The film follows our suicidal lead from his 1969 self-committal in a North Virginia mental hospital, to a realization that his psychiatrist is an uncaring bore, and the understanding that his fellow patients, particularly roommate Rudy (Michael Jeter) and math wiz Arthur Mendelson (Harold Gould), offer a empathic glimpse of Patch’s unleashed potential, of seeing beyond the obvious.
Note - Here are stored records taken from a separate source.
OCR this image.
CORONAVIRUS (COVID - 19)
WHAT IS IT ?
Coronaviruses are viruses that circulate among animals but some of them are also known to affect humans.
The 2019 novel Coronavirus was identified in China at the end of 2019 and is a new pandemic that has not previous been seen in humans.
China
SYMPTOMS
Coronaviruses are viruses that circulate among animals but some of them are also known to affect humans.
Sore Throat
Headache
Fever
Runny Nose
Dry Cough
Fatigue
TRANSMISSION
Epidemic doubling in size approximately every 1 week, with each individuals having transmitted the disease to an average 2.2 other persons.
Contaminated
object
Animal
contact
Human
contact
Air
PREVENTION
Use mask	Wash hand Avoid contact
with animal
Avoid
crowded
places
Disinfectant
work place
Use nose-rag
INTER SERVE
Within two years he has found his calling, matriculating in med school, his bunk shared with stiff shirt Mitch the Bitch (Philip Seymour Hoffman of Boogie Nights and Happiness), heir to a physician’s lineage and annoyed by Patch’s flippant attitude and easy grades. Other students brought under Patch’s Svengali-like influence are the nerdy Truman (relative newcomer Daniel London) and Carin (Monica Potter, Nicholas Cage’s wife in Con Air and last seen in the yet-to-see-wide-release Without Limits), an ice queen sounding very much like Julia Roberts who eventually surrenders to Patch’s romantic notions and his non-conformist idea of creating a free clinic that uses humor to cure pain and suffering, of treating patients, not disease.
Also putting in
admirable appearances are Harve Presnell (Fargo) as a sympathetic dean and Peter
Coyote as an abusive, terminally ill patient who yields to Patch’s angelic charm. As
good as the supporting cast is, they are wisely coached to stand in awe of the film’s
quarterback. And like any hall of famer, Williams throws lots of hilarious completions,
recovers lost fumbles, and does lots of public-service announcements. Williams’ set
pieces are many, including a convention crashing episode by which the loquacious Patch
endears himself to hundreds of meat packers ("Shanks for the memories") in near-
revivalist rapture.
His anti-establishment antics relocate to the children’s ward of the school’s hospital, where an enema bulb and bed pans provide an inspirational laughter and endorphin release for the patients and the audience. Another set-up, again strictly for comedy’s sake, is a wacky piece of set design welcoming a group of visiting gynecologists to campus. A ton of homilies and pontifications later, it’s showdown time for Patch with the authorities, with an ending sure to brighten your day and wet your hanky.
Patch Adams isn’t the best of the year-end batch (honors go to Shakespeare in Love and Waking Ned Devine), but you won’t go home feeling you’ve just had turkey.